In the 1990s, a Spanish
teacher named Blaine Ray developed a method of teaching called Total Physical
Response Storytelling® (TPRS®). Over the past twenty years, TPRS® has
been largely a grassroots movement, spreading by word of mouth among language
teachers looking for a different approach than traditional textbook programs.
I graduated from university in 2006 and accepted a job at a rural high school. As I worked through the units in my textbook, I became frustrated by the lack of results in my classroom. While my students were memorizing grammar structures and vocabulary, they were not becoming functionally fluent in Spanish. They were not able to use what they were learning in a meaningful way.
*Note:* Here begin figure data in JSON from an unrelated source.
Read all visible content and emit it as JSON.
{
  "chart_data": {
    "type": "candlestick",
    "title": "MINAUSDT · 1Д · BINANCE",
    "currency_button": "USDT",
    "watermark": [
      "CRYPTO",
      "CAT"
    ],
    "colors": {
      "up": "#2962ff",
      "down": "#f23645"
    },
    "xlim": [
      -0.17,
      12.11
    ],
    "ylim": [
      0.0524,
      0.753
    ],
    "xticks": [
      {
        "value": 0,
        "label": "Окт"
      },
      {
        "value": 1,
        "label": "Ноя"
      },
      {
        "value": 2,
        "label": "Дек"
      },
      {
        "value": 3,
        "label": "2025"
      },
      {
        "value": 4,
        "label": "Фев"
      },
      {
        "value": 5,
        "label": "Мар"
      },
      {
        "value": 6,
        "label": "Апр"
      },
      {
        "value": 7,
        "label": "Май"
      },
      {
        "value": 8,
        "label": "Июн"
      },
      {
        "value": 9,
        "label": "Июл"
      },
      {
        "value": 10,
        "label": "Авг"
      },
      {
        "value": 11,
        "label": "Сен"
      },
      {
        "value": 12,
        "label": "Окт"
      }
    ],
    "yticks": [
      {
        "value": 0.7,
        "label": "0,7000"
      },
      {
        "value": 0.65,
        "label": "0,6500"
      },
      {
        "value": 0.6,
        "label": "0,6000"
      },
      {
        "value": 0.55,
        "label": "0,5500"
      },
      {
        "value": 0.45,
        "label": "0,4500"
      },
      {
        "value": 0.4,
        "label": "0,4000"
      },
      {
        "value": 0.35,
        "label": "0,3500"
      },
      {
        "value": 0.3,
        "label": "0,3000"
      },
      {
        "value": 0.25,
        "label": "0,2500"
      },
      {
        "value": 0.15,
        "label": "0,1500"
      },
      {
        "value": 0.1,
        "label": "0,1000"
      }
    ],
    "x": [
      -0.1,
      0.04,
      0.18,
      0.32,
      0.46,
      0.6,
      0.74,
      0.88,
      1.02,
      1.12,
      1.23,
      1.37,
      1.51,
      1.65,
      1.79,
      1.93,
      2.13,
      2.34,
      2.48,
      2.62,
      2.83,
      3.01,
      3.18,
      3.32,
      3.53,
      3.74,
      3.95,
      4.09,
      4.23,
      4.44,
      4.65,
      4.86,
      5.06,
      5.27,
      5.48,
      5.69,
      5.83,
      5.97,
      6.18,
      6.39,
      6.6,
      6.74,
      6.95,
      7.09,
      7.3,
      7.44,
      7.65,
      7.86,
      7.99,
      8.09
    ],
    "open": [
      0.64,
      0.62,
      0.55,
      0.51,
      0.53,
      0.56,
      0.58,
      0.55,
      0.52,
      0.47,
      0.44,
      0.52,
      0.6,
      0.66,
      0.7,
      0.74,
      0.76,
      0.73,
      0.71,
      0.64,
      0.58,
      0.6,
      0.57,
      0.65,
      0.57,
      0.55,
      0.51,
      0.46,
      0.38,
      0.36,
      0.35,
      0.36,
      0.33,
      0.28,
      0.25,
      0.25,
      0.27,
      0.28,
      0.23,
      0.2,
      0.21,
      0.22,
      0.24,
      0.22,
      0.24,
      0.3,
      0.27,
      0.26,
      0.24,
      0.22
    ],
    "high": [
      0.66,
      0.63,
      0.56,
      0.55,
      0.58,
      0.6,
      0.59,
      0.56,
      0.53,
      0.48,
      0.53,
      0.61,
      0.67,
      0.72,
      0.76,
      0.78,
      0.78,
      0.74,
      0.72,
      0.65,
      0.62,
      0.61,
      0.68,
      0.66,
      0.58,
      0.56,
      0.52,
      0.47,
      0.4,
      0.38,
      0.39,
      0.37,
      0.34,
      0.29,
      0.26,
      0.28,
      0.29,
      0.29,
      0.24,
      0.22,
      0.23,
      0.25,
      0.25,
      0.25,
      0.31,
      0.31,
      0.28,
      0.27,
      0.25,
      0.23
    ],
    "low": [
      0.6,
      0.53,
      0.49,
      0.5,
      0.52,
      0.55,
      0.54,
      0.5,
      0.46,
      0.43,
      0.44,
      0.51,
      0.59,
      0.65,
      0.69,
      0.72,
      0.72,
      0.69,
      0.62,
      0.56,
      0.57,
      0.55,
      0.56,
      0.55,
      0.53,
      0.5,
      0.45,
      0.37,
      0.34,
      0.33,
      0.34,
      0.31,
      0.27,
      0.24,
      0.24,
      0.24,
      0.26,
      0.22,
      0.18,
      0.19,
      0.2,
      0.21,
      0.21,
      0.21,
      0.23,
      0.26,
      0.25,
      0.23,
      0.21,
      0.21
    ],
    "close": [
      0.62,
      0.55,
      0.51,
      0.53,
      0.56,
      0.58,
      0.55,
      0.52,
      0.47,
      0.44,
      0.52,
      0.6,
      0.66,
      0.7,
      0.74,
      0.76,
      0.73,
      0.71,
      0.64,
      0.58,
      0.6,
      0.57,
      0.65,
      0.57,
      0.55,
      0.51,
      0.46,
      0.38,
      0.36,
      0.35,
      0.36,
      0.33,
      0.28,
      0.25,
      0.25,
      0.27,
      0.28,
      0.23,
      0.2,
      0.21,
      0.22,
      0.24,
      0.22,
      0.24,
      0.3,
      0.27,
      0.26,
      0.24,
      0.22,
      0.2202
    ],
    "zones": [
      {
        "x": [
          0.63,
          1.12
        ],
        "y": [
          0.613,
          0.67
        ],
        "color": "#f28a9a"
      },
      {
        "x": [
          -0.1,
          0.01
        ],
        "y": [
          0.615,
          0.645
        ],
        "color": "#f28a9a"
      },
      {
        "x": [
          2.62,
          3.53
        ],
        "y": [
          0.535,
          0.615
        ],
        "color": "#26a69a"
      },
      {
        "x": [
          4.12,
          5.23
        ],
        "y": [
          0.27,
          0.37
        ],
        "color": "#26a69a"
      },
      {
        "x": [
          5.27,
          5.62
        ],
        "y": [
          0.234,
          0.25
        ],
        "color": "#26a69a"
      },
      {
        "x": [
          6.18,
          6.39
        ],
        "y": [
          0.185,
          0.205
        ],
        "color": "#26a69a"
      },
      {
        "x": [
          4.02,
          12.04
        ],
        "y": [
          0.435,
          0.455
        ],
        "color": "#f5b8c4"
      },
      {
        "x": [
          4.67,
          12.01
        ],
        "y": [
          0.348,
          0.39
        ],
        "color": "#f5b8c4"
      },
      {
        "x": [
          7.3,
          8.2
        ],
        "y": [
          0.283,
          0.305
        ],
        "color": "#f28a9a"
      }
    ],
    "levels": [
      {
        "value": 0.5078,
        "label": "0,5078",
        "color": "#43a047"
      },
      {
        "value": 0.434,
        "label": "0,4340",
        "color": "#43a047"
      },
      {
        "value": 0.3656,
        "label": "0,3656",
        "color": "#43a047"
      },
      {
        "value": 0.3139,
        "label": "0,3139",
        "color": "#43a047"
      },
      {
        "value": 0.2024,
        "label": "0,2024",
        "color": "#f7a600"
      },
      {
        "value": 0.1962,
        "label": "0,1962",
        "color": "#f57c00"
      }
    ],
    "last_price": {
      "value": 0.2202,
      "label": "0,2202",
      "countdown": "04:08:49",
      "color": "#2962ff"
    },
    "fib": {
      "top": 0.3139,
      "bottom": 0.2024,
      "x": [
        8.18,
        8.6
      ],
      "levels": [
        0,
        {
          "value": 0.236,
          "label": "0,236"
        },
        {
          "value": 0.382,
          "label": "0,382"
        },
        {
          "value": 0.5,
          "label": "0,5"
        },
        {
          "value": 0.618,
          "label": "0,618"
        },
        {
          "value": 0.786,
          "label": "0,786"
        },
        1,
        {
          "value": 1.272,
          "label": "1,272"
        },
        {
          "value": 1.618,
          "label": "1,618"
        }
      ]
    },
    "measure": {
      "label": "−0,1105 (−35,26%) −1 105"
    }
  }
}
In 2007, I attended a workshop with Carol Gaab, who taught us some basic Hebrew using TPRS®. By the end of the workshop, I was bursting with excitement. As I drove back home, I kept repeating to myself, "This makes so much sense! This is how the brain learns languages! This is how I want to teach!"
For the rest of the school year, I experimented with TPRS® with one class, an 80-minute Spanish 1 block that had only ten students. The kids responded enthusiastically and I was hooked.
The next year, I tried to use TPRS® with all of my classes. It was an enormous challenge. I struggled with the scope and sequence of my curriculum. My students thought a lot of TPRS® stories were dumb. I had difficulty managing my classes in the more free-flowing, story-asking environment. Once in awhile, all of the pieces would come together and I would see the potential of this method. The next day, my lesson would flop and I would wonder what I was doing wrong. I read every book I could find on TPRS® (there were no blogs back then) and tried to put the ideas in the books into practice. I tried, failed, picked myself back up, and tried again.
Every year, TPRS® became a little easier. I built up a repertoire of stories, discovered what worked for my personality and teaching style, and found ways to engage my students in the lessons. By my fifth year of teaching, I was seeing success in my classroom on a daily basis.
The purpose of this blog is to share resources, insights, and ideas I have
collected in ten years of teaching with stories and comprehensible input.
Because I currently teach elementary school, most of the posts will be
about teaching younger students. However, occasional posts will reflect
my previous experience in middle and high school. Whether you are a
seasoned TPRS® teacher or are just beginning your journey of teaching with this
method, I hope the information on this blog is helpful. We all become
better teachers when we work together.